Accordingly, Mayor Jesse Arreguín of the City of Berkeley welcomes the recent decision, saying that this is a very important step for the city as part of its broader climate commitments and builds on a long tradition of treating animals humanely here in the city and actively promoting this.

Now, other U.S. cities are expected to follow this example and do their part to protect the climate by not using animal products. In this way, the US animal protection organisationsarenow exerting their pressure on other metropolises such as Chicago or, for example, San Francisco, which had already passed a partial resolution to phase out animal husbandry last year.

The public is rising up and taking action against destructive animal agriculture, said Almira Tanner, a Berkeley resident and head of the animal rights organization DxE. "We hope that this historic step can trigger a wave of legislation to protect all life on Earth while we still have time," Tanner said verbatim.
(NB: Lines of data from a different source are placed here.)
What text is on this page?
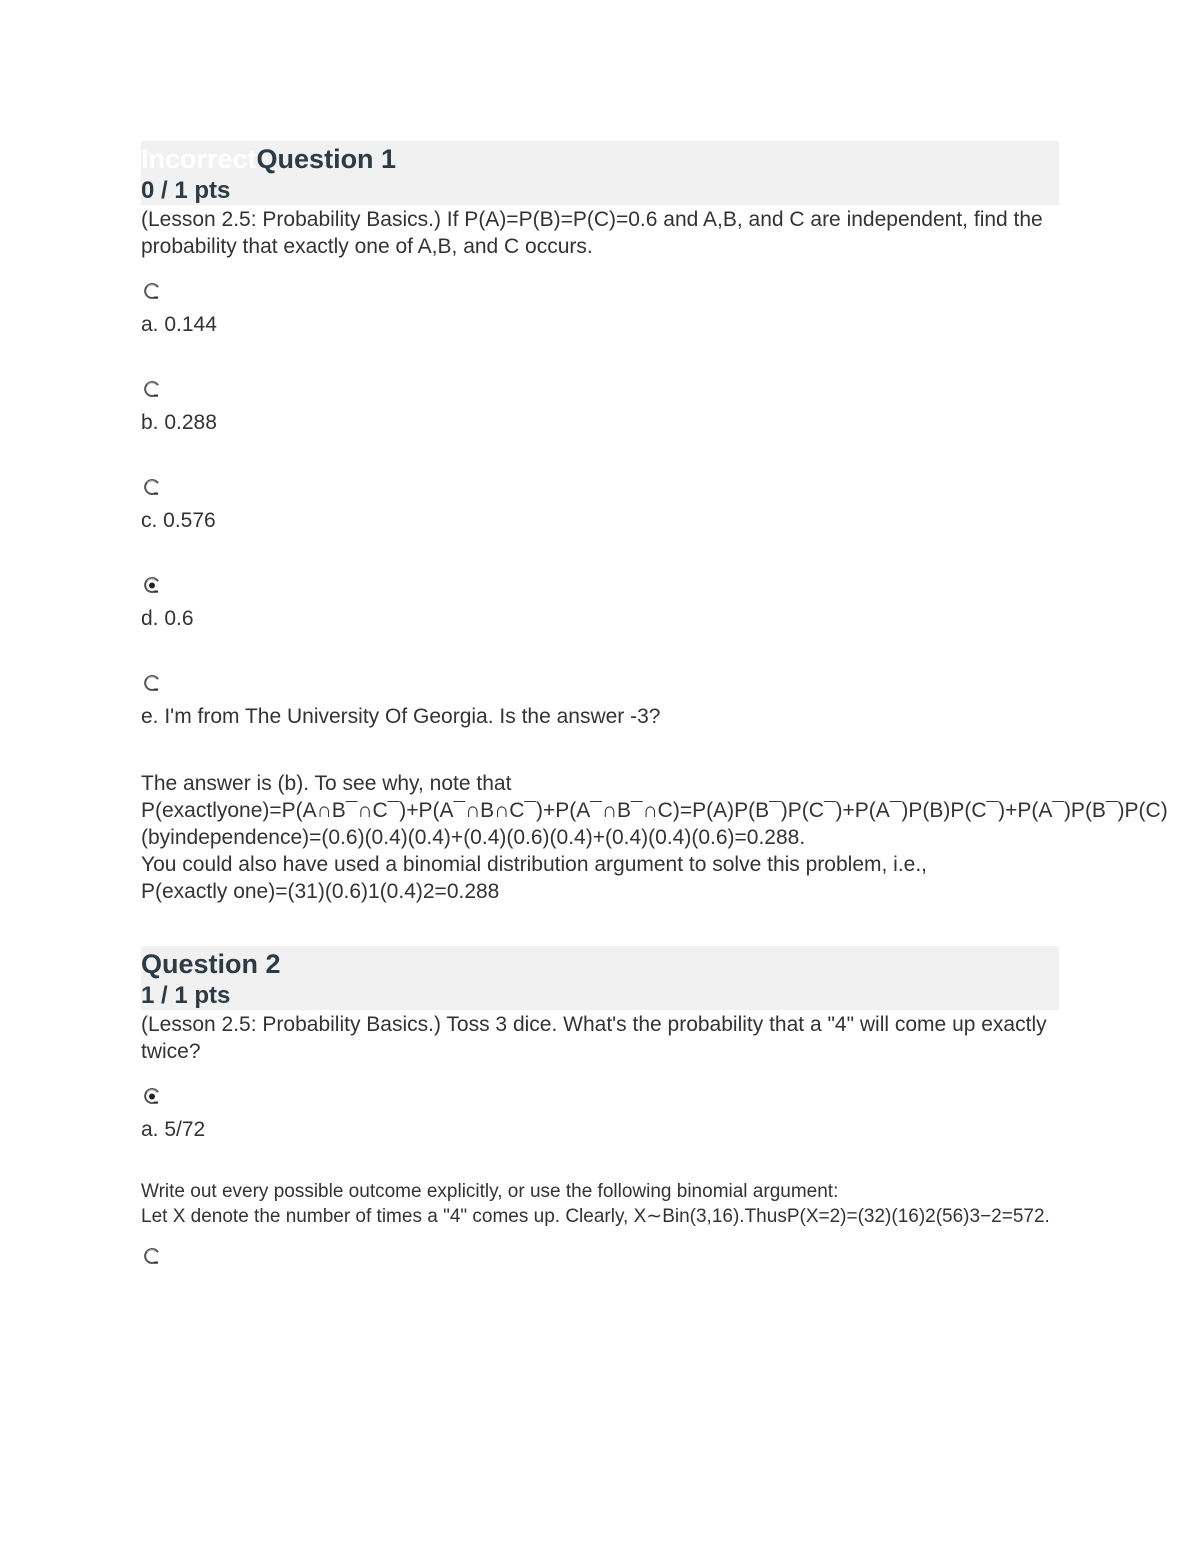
IncorrectQuestion 1
0 / 1 pts
(Lesson 2.5: Probability Basics.) If P(A)=P(B)=P(C)=0.6 and A,B, and C are independent, find the probability that exactly one of A,B, and C occurs.
a. 0.144
b. 0.288
c. 0.576
d. 0.6
e. I'm from The University Of Georgia. Is the answer -3?

The answer is (b). To see why, note that

P(exactlyone)=P(A∩B¯∩C¯)+P(A¯∩B∩C¯)+P(A¯∩B¯∩C)=P(A)P(B¯)P(C¯)+P(A¯)P(B)P(C¯)+P(A¯)P(B¯)P(C)(byindependence)=(0.6)(0.4)(0.4)+(0.4)(0.6)(0.4)+(0.4)(0.4)(0.6)=0.288.

You could also have used a binomial distribution argument to solve this problem, i.e.,

P(exactly one)=(31)(0.6)1(0.4)2=0.288

Question 2
1 / 1 pts
(Lesson 2.5: Probability Basics.) Toss 3 dice. What's the probability that a "4" will come up exactly twice?
a. 5/72

Write out every possible outcome explicitly, or use the following binomial argument:

Let X denote the number of times a "4" comes up. Clearly, X∼Bin(3,16).ThusP(X=2)=(32)(16)2(56)3−2=572.
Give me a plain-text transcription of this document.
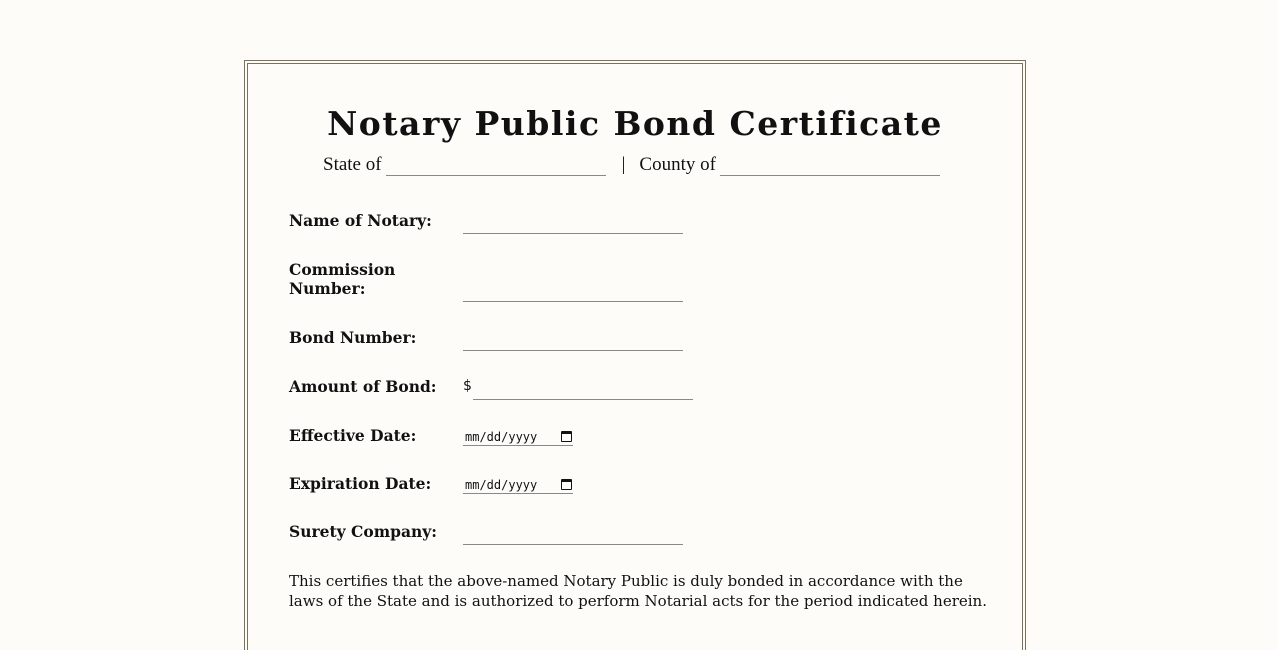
Notary Public Bond Certificate
State of	| County of
Name of Notary:
Commission Number:
Bond Number:
Amount of Bond: $
Effective Date:	mm/dd/yyyy
Expiration Date:	mm/dd/yyyy
Surety Company:

This certifies that the above-named Notary Public is duly bonded in accordance with the laws of the State and is authorized to perform Notarial acts for the period indicated herein.
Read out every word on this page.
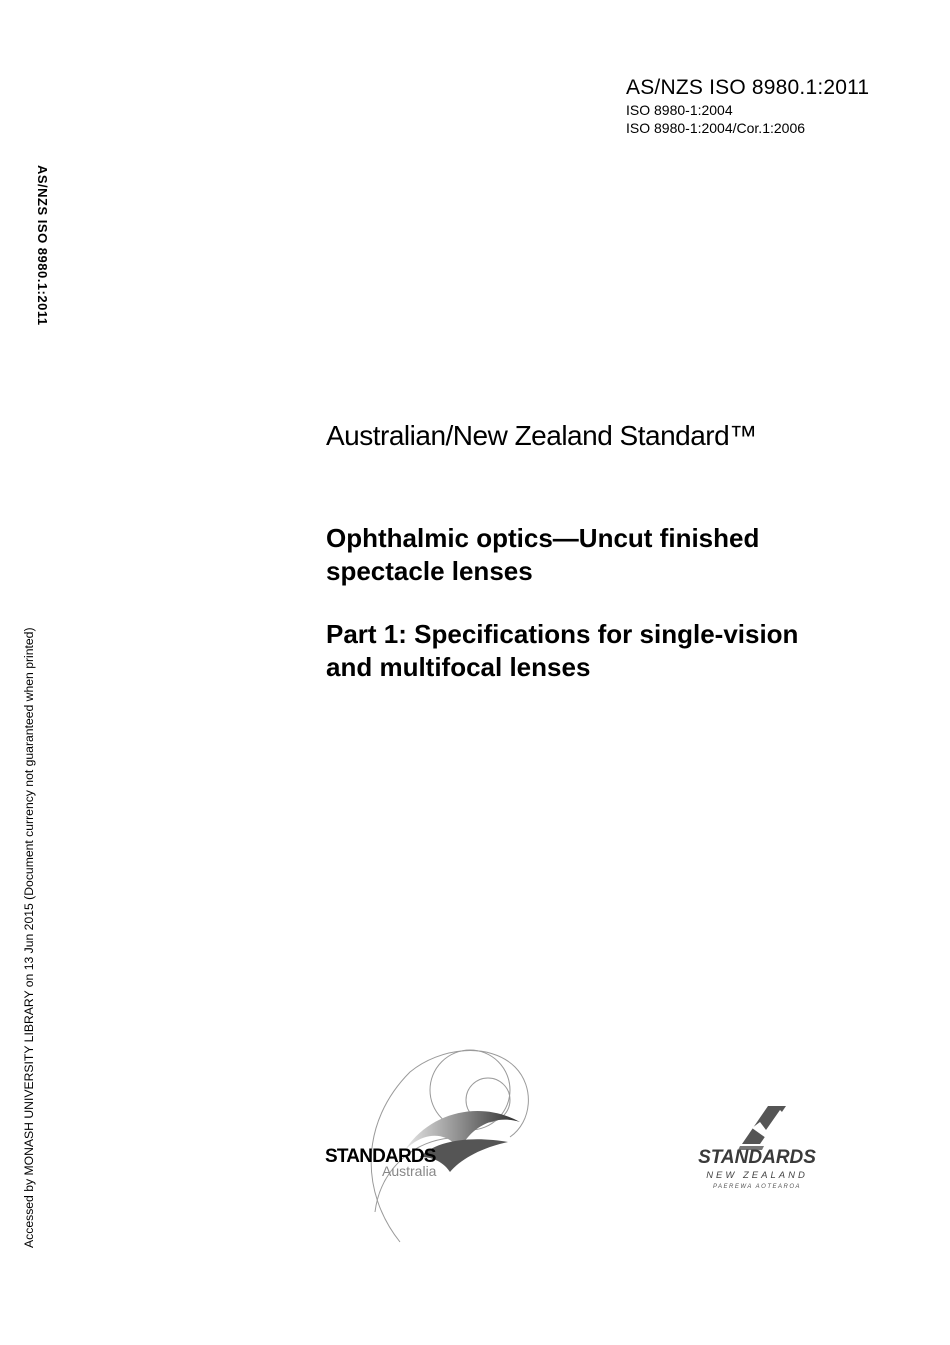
AS/NZS ISO 8980.1:2011
ISO 8980-1:2004
ISO 8980-1:2004/Cor.1:2006
AS/NZS ISO 8980.1:2011
Accessed by MONASH UNIVERSITY LIBRARY on 13 Jun 2015 (Document currency not guaranteed when printed)
Australian/New Zealand Standard™
Ophthalmic optics—Uncut finished
spectacle lenses
Part 1: Specifications for single-vision
and multifocal lenses
STANDARDS
Australia
STANDARDS
NEW ZEALAND
PAEREWA AOTEAROA
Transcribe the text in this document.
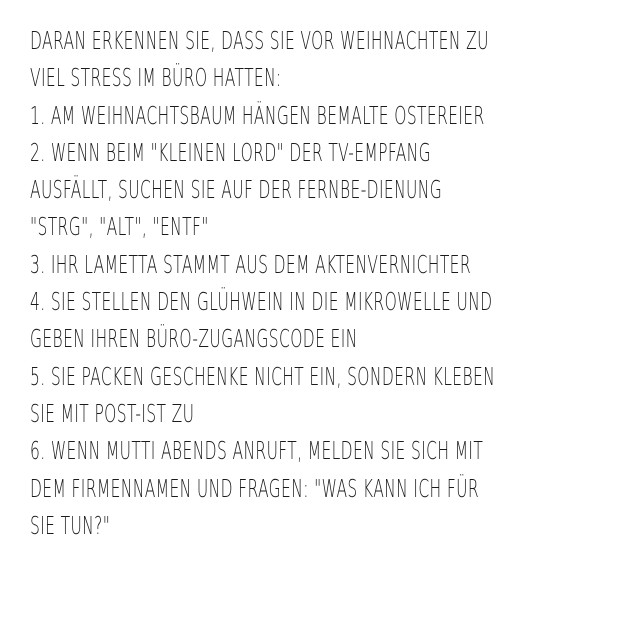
DARAN ERKENNEN SIE, DASS SIE VOR WEIHNACHTEN ZU
VIEL STRESS IM BÜRO HATTEN:
1. AM WEIHNACHTSBAUM HÄNGEN BEMALTE OSTEREIER
2. WENN BEIM "KLEINEN LORD" DER TV-EMPFANG
AUSFÄLLT, SUCHEN SIE AUF DER FERNBE-DIENUNG
"STRG", "ALT", "ENTF"
3. IHR LAMETTA STAMMT AUS DEM AKTENVERNICHTER
4. SIE STELLEN DEN GLÜHWEIN IN DIE MIKROWELLE UND
GEBEN IHREN BÜRO-ZUGANGSCODE EIN
5. SIE PACKEN GESCHENKE NICHT EIN, SONDERN KLEBEN
SIE MIT POST-IST ZU
6. WENN MUTTI ABENDS ANRUFT, MELDEN SIE SICH MIT
DEM FIRMENNAMEN UND FRAGEN: "WAS KANN ICH FÜR
SIE TUN?"
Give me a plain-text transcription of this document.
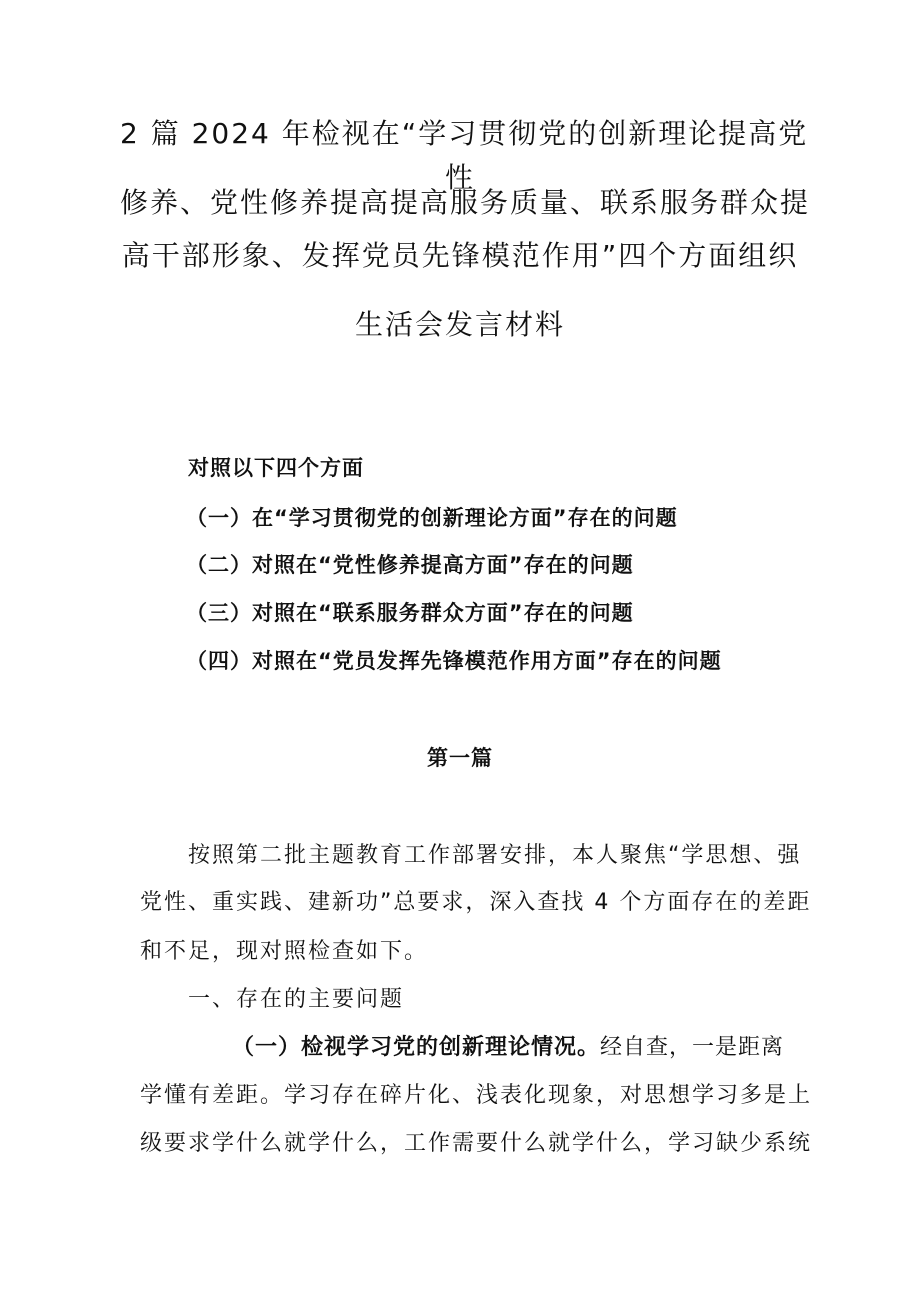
2 篇 2024 年检视在“学习贯彻党的创新理论提高党
性
修养、党性修养提高提高服务质量、联系服务群众提
高干部形象、发挥党员先锋模范作用”四个方面组织
生活会发言材料
对照以下四个方面
（一）在“学习贯彻党的创新理论方面”存在的问题
（二）对照在“党性修养提高方面”存在的问题
（三）对照在“联系服务群众方面”存在的问题
（四）对照在“党员发挥先锋模范作用方面”存在的问题
第一篇
按照第二批主题教育工作部署安排，本人聚焦“学思想、强
党性、重实践、建新功”总要求，深入查找 4 个方面存在的差距
和不足，现对照检查如下。
一、存在的主要问题
（一）检视学习党的创新理论情况。经自查，一是距离
学懂有差距。学习存在碎片化、浅表化现象，对思想学习多是上
级要求学什么就学什么，工作需要什么就学什么，学习缺少系统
The city of Berkeley is equally considered a pioneer in implementing recycling programs, moving away from fossil fuels and other environmentally and animal friendly initiatives. Berkeley, for example, was the second city after West Hollywood to ban fur sales within city limits in 2017 - and that was before California became the first US state to show the red card to fur sales by law in 2019.

US steps up climate action

Following in the footsteps of several US cities, Hawaii became the first US state to declare a climate emergency in April 2021. US President Joe Biden is firmly declaring war on climate change compared to his predecessor Donald Trump and wants to halve the country's greenhouse gas emissions by 2030 compared to 2005 levels.